Actually, the question that our reader poses is somewhat different from the title of this post, which we worded. But let’s start with the title. We haven’t seen any authoritative studies on the subject, but you can look for yourself at PubMed here. The physiology of Benign Paroxysmal Positional Vertigo (BPPV) is dislodged calcium carbonate crystals in the inner ear. This is quite different from the physiology at work in Meniere’s Disease (or, at least the prevailing, but not universally held, theory of the physiology at work in Meniere’s Disease), which is excess endolymphatic fluid due to either overproduction or underresorption. See the MenieresInfo.com Cause Page. We don’t see a connection. Surely, though, it is possible that one can develop both Meniere’s Disease and any other medical disorder.
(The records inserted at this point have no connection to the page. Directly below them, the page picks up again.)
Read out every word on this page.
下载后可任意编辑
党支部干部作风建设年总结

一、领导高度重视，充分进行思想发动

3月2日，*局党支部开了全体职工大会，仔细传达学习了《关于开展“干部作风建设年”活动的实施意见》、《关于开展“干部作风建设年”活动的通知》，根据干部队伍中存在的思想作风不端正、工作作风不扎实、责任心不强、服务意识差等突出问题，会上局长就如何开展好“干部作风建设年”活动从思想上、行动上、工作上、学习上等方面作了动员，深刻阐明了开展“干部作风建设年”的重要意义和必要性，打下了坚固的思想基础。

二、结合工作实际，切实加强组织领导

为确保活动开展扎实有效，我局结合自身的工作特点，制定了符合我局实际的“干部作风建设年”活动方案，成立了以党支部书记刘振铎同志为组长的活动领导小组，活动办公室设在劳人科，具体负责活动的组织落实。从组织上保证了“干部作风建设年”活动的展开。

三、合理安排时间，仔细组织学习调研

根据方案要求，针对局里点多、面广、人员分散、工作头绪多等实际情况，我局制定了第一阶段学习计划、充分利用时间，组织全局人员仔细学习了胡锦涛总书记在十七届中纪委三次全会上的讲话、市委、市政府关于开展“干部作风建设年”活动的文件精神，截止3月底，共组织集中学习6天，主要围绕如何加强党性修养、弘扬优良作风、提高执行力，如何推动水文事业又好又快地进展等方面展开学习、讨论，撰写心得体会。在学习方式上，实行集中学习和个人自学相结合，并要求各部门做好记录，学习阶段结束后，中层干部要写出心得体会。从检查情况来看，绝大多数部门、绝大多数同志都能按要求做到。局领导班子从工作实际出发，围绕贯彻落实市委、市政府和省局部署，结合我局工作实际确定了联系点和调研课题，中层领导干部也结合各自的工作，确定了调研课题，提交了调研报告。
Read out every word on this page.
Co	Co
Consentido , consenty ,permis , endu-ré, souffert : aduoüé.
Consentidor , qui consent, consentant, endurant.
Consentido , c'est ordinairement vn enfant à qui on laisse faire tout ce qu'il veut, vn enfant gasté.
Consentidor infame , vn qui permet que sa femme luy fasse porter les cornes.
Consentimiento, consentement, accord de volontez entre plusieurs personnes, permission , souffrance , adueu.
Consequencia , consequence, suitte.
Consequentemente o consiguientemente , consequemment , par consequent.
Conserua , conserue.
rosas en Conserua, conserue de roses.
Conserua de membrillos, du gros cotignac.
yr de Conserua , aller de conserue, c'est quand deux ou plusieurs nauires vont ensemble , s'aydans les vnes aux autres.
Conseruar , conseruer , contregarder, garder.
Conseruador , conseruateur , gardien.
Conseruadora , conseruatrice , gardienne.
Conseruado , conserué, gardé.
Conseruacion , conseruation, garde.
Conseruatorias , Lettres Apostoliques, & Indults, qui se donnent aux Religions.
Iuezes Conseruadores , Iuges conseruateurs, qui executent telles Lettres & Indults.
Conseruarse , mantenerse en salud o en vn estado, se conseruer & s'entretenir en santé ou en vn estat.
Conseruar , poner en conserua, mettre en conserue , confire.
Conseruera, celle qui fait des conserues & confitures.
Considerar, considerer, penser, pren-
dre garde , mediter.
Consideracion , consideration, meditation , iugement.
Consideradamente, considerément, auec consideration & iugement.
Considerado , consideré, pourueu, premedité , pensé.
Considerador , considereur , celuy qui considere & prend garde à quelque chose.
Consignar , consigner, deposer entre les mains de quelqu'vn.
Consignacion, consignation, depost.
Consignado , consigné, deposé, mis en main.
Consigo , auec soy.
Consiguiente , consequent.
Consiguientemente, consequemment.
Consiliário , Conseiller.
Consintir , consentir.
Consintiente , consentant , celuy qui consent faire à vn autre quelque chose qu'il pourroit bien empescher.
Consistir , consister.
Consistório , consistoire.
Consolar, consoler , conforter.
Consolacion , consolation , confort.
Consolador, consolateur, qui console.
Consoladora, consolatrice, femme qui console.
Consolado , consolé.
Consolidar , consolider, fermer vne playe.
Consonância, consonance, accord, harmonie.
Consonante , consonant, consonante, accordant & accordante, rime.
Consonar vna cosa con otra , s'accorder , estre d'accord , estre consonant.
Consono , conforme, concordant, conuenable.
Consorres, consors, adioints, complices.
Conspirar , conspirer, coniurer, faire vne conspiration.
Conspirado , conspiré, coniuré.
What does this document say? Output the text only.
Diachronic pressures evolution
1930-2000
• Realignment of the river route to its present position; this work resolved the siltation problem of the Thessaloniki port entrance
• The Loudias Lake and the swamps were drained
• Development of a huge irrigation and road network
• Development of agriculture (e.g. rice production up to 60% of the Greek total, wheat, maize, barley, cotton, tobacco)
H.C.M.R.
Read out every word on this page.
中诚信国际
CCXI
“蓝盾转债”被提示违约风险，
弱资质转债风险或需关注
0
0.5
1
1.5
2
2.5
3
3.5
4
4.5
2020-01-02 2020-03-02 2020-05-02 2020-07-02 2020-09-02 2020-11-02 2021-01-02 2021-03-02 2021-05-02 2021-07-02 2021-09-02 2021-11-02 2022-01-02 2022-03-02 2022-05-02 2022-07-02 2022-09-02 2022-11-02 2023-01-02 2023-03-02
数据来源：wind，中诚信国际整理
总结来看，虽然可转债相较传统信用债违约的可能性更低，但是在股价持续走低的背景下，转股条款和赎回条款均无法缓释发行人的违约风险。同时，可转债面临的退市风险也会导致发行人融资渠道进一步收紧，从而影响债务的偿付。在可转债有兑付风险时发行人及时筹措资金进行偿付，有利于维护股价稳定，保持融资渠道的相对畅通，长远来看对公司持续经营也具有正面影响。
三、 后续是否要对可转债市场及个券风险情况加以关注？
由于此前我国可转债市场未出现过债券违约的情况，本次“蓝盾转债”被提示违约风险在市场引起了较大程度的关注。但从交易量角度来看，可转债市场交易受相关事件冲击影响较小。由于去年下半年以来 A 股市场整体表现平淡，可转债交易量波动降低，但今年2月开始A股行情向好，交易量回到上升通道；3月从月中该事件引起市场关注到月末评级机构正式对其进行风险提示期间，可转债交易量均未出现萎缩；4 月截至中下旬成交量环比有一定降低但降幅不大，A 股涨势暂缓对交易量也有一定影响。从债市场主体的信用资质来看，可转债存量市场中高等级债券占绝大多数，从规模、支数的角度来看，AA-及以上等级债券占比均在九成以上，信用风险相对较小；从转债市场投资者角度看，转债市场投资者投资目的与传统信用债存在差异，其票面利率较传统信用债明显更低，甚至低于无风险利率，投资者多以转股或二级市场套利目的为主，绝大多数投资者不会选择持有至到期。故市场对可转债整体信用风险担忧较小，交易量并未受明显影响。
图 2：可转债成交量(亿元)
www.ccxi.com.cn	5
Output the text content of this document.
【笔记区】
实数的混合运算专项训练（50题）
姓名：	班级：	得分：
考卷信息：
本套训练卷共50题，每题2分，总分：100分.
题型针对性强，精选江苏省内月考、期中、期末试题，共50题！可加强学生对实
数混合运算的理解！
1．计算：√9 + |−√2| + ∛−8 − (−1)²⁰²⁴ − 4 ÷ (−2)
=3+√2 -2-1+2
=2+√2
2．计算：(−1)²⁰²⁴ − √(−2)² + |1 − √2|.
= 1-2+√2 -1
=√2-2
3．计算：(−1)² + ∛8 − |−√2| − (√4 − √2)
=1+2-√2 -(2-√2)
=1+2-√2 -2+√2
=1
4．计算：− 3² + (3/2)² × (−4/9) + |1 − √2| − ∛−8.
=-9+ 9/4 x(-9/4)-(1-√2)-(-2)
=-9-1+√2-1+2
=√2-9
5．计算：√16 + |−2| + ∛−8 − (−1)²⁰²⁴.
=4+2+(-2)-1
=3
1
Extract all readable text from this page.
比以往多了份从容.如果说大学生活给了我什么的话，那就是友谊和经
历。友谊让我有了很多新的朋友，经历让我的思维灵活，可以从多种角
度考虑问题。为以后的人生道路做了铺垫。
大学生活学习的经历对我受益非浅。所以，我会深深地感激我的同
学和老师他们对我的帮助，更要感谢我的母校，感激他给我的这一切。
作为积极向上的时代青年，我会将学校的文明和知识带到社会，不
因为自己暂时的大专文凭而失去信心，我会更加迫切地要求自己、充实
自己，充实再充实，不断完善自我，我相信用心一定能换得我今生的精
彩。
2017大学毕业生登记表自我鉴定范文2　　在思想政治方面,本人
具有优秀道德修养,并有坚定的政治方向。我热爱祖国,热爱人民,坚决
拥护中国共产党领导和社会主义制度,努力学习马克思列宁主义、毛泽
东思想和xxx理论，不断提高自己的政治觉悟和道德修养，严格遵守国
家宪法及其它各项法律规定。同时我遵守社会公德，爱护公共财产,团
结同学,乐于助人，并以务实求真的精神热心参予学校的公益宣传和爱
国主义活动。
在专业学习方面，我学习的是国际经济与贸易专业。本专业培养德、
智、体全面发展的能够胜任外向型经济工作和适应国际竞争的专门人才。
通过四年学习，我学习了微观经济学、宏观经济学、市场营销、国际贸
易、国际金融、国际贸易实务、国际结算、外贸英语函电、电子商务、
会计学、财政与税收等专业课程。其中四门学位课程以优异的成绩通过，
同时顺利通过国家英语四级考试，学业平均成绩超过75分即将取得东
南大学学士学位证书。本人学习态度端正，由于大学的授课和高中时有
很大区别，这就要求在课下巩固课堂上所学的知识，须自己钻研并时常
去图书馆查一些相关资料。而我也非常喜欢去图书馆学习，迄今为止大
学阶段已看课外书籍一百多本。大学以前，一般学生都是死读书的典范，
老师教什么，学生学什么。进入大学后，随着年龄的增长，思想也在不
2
But that’s not our reader’s question. Our reader asks how likely that one would be diagnosed with both BPPV and Meniere’s Disease, and our reader asks that without regard to whether one actually has both BPPV and Meniere’s Disease. BPPV is easier to diagnose than Meniere’s Disease. We know that Meniere’s Disease is difficult to diagnose, because there is no definitive test for Meniere’s Disease, and in some cases, it is just the default diagnosis when no other cause for one’s symptoms can be identified. BPPV can certainly “mimic” Meniere’s Disease. See the MenieresInfo.com Diagnosis Page. We wouldn’t fault a doctor for a “what the heck” try at relieving one’s symptoms through the positional maneuvers that are so successful at treating BPPV. If that is done, and the patient improves somewhat, it would be tempting to add BPPV to the diagnosis.
But what our reader is actually doing is evincing skepticism over a diagnosis of both BPPV and Meniere’s Disease. We always recommend multiple medical opinions, both for diagnosis and for treatment options. See the MenieresInfo.com Doctors Page.